Toxic Ingredients To Avoid In Baby Wipes
The following list of ingredients should be avoided when shopping for baby wipes. Our listings make sure that none of these ingredients exist in the product. If they do, they will receive a bad rating.
- Polysorbate 20 - Treated with toxic ethelyne oxide, which can be contaminated with 1,4 dioxane, a highly toxic chemical that is linked to organ toxicity and cancer.
- Parabens - Toxic preservatives that have been linked to breast cancer, hormonal disruption and skin irritation. Anything ending in "-paraben" such as methylparaben, ethylparaben and butylparaben is included.
- Phenoxyethanol - Considered to be a less toxic preservative, but still linked to skin irritation and eczema.
- Sodium Benzoate - A chemical preservative that's inconclusively safe. Studies have linked the chemical to ADHD (Attention Deficit Hyperactivity Disorder).

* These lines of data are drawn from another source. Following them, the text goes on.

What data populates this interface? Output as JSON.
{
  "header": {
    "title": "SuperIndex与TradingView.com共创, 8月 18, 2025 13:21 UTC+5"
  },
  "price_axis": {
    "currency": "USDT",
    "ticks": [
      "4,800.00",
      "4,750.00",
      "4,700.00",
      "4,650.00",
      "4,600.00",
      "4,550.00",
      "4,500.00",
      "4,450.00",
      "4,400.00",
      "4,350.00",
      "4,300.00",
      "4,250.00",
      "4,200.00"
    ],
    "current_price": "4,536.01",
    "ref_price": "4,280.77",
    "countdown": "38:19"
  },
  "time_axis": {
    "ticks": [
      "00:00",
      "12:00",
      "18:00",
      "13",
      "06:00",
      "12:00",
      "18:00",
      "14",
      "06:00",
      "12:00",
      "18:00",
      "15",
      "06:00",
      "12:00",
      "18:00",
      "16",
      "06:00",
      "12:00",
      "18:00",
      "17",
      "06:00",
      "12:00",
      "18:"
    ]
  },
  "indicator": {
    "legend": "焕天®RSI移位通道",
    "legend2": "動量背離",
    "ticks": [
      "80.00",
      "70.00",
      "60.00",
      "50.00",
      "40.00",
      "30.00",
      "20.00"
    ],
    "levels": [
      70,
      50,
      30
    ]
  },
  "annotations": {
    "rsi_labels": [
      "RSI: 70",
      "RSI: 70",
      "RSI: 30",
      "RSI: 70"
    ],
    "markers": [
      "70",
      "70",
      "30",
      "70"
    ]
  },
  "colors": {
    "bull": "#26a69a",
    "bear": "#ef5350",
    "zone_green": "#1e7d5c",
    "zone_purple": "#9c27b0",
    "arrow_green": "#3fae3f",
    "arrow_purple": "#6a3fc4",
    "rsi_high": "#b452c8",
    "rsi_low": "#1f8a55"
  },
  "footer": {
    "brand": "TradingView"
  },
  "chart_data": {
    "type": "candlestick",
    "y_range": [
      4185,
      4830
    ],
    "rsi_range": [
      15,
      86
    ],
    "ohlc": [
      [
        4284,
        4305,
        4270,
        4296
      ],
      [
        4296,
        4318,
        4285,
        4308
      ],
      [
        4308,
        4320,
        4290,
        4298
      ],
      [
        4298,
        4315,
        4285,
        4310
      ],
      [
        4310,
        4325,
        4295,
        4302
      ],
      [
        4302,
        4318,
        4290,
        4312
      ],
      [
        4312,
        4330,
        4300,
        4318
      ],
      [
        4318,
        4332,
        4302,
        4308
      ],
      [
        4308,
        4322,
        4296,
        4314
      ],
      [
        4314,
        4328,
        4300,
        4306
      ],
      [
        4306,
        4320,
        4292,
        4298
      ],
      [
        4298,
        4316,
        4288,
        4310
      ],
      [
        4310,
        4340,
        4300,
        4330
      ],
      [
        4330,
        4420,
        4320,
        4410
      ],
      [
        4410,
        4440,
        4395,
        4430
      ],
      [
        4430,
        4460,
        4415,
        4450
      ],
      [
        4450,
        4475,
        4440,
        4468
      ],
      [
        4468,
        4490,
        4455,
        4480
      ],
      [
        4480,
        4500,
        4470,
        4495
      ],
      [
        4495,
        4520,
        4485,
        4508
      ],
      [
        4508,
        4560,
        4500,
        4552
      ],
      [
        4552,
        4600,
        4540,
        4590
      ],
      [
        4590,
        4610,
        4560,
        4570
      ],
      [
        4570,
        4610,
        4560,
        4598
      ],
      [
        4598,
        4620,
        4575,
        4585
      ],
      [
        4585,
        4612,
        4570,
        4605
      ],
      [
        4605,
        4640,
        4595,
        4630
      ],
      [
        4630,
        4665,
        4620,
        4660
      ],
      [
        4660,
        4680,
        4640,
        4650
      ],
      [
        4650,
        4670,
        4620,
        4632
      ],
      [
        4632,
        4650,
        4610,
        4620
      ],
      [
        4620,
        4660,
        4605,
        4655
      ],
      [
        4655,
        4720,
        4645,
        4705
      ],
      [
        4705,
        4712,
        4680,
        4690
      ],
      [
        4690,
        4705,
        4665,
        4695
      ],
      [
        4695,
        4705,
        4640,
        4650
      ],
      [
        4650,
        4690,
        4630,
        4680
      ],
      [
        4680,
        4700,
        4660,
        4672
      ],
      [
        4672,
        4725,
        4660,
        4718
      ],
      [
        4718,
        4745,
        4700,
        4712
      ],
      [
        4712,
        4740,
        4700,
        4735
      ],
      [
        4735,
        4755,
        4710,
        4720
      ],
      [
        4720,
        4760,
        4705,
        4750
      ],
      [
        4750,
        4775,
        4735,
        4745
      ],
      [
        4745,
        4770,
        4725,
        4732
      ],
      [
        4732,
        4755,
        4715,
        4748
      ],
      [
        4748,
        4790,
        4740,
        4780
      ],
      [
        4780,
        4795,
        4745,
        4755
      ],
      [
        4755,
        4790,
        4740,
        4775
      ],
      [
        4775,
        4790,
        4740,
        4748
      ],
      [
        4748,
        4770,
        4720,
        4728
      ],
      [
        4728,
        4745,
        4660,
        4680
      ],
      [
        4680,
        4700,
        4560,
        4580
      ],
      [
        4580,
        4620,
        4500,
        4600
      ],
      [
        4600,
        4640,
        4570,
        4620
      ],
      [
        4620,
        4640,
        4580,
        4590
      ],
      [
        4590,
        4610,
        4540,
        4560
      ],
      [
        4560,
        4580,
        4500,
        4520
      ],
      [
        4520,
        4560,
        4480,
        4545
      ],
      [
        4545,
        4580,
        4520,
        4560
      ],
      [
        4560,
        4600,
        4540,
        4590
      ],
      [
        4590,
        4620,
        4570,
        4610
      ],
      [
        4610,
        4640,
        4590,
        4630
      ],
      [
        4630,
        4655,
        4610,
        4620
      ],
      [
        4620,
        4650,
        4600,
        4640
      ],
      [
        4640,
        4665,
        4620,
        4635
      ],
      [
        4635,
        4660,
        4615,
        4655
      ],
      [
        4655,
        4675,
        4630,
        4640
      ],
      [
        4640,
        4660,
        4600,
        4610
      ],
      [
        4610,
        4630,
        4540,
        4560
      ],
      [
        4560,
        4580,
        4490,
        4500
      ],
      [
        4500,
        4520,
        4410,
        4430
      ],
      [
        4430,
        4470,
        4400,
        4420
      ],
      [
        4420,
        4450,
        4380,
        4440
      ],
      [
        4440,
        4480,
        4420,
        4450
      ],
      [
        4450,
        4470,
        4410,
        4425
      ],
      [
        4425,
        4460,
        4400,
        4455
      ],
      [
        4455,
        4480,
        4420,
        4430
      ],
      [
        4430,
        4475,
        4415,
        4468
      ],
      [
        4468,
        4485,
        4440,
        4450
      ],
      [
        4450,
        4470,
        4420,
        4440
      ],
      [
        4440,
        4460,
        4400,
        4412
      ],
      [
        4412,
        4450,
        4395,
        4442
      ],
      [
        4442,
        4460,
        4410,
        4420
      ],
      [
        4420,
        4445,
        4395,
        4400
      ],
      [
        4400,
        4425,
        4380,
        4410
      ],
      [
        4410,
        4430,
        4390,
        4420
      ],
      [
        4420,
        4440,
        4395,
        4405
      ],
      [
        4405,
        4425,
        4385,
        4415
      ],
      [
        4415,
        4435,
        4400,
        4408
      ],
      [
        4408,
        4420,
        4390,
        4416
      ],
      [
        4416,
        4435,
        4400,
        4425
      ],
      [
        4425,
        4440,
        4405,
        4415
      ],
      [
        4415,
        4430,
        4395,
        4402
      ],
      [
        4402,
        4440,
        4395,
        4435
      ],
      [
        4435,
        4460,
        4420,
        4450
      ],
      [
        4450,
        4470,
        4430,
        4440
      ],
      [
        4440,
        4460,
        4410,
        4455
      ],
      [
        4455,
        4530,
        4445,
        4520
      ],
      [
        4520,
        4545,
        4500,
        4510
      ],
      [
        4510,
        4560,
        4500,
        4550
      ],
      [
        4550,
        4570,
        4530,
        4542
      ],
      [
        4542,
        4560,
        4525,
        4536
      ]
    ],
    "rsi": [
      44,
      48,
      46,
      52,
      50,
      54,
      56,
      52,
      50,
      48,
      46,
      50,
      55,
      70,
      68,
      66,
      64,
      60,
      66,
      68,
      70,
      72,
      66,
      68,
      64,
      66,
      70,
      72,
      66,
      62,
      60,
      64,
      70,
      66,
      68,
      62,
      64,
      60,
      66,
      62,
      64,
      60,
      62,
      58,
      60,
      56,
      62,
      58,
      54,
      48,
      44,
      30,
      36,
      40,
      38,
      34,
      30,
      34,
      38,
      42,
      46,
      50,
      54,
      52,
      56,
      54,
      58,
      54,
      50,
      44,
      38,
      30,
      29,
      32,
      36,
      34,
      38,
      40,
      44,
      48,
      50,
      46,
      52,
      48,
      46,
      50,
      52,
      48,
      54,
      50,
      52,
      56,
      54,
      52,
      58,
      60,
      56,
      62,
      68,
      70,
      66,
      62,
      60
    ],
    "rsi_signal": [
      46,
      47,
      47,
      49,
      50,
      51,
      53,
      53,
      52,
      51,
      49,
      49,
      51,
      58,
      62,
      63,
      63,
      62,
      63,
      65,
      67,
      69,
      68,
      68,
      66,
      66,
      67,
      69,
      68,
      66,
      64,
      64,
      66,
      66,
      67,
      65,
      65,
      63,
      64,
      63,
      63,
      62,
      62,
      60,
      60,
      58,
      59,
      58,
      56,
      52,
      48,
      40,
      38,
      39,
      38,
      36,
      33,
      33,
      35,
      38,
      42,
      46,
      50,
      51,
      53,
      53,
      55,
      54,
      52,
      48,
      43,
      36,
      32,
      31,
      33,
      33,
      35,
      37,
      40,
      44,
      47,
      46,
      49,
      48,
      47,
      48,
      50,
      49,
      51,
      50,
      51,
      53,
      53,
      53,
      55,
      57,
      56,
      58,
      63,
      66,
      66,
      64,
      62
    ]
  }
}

It's also controversial due to its ability to turn into toxic benzene when mixed with ascorbic acid (a derivative of vitamin C).
- Fragrance - Seeing fragrance on a label is never a good thing. This is used as an umbrella term used for hundreds of chemicals that don't need to be disclosed. It's also often mixed with phthalates—linked with endocrine disruption, lowered sperm counts in males, and thyroid disorders in females.
- Propylene glycol - A petroleum-based chemical typically linked with skin irritation and kidney issues when used internally. While this compound is broken down in the body, infants' ability to do this is much lower than an adult. Because of this, we believe avoiding this chemical is better.
- Polyethylene glycol (PEG) - Petroleum-based penetration enhancer that can be contaminated with 1,4-dioxane, a possible human carcinogen and ethylene oxide, a known carcinogen. Anything that starts with "PEG-" is included.
- Triclosan - Another preservative linked to endocrine disruption, eye and skin irritation, and is very toxic to aquatic organisms. (7)
- Tocopheryl acetate - This is a synthetic version of vitamin E, used as a preservative in skincare. The issue is that it's sometimes contaminated with hydroquinone, a skin-lightening agent that's banned in the UK, EU, Japan and Australia. This chemical is a skin irritant and possible carcinogen.
A Note On Preservatives
Because of the nature of baby wipes, they need some sort of preservative to keep them from developing bacteria and mold.
This is true for all wet baby wipes.
While mold can often be visible to the eye, many types of bacteria are microscopic and cannot be seen by the naked eye. These contaminants can cause serious infections, especially for those with weak or compromised immune systems—this includes babies.
The problem that arises is that some baby wipes don't disclose any type of preservative whatsoever.
This could only mean one of two things:
- They're using an undisclosed preservative.
- They're not using any preservative at all, meaning the product could contain contaminants.
Because of this reason, we must be cautious of wipes that don't disclose any preservatives.
This could mean that they're either using a preservative that could potentially be of concern, or the wipes could develop mold or bacteria if not used up quickly.
In our product ratings, we take a close look at the preservatives used—or the lack of preservatives used.